Устав от переездных хлопот, она поехала в супермаркет, чтобы пополнить запасы в кладовой и холодильнике, а затем, повинуясь какой-то минутной прихоти, отправилась за книгами, что после наезда случалось крайне редко. Они с Фебой просто обожали порыться на книжных полках, хоть и предпочитали старые букинистические магазины новым, пусть даже на месте большинства таковых и пооткрывались благотворительные комиссионки. С другой стороны, даже когда букинистические магазины существовали практически повсеместно, Церера частенько задумывалась, не входило ли в их задачу закрываться как можно чаще – просто на случай если кто-то вдруг войдет и нарушит их хорошо изученный беспорядок, действительно купив книгу.

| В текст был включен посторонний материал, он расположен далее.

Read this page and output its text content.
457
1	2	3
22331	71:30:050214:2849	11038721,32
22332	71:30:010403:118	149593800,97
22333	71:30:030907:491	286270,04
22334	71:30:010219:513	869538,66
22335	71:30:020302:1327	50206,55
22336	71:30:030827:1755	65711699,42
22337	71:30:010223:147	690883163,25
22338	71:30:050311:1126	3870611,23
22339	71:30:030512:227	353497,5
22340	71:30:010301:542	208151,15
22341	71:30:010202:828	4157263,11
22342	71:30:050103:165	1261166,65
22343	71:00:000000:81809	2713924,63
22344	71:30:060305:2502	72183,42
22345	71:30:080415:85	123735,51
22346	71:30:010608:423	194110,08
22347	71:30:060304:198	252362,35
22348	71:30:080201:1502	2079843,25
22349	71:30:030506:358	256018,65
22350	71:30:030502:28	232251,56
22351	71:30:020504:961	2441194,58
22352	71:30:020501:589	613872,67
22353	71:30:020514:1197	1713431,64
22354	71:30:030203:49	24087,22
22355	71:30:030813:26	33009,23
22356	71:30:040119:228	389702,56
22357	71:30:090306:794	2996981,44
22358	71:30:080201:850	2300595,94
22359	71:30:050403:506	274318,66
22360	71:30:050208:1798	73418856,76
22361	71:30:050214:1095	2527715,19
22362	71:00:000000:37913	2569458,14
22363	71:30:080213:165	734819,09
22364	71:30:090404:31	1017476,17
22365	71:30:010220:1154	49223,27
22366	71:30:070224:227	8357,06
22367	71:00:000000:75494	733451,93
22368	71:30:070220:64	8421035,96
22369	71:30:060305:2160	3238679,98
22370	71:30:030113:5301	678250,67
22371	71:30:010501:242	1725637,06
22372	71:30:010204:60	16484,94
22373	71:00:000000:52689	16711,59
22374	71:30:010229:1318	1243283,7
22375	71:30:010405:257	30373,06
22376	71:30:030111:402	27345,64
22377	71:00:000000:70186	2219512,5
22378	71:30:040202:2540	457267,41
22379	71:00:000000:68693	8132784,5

Уловок у продавцов подержанных книг было множество: таблички «Буду через пять минут», которые оставались на месте часами или днями; кое-как нацарапанный номер телефона, по которому требовалось позвонить, чтобы попасть в магазин, но на который все равно никто не отвечал – если даже предположить, что он вообще подключен; а однажды ей попалось объявление, аккуратными печатными буквами выведенное на разлинованном листочке, всего пять слов: «Временно закрыто по причине смерти», которое вызвало куда больше вопросов, чем дало ответов – не в последнюю очередь касательно того, что ж тут было временным: закрытие или смерть.
В «Закутке» – ближайшем детском книжном магазинчике, расположенном в Олни, – она купила единственный экземпляр «Книги потерянных вещей», оставшийся на его полках. Поскольку Феба пользовалась щедростью писателя, Церера предположила, что ей следует получше знать творчество ее благодетеля и выяснить какие-то подробности его жизни в интернете. По словам Оливье, жизнь эта была окрашена печалью, хотя и не определялась ею. Писатель нашел способ превратить свою боль в роман, и этот роман частенько помогал другим справиться с их болью. Как раз для этого-то и существуют литературные произведения – или хотя бы те, что важны для нас: они помогают нам лучше понимать других людей, но при этом, в свою очередь, могут заставить нас ощутить себя понятыми и не столь одинокими в этом мире. Церере подумалось, что это как раз то, что ей сейчас нужно, поскольку еще никогда в жизни она не чувствовала себя такой одинокой.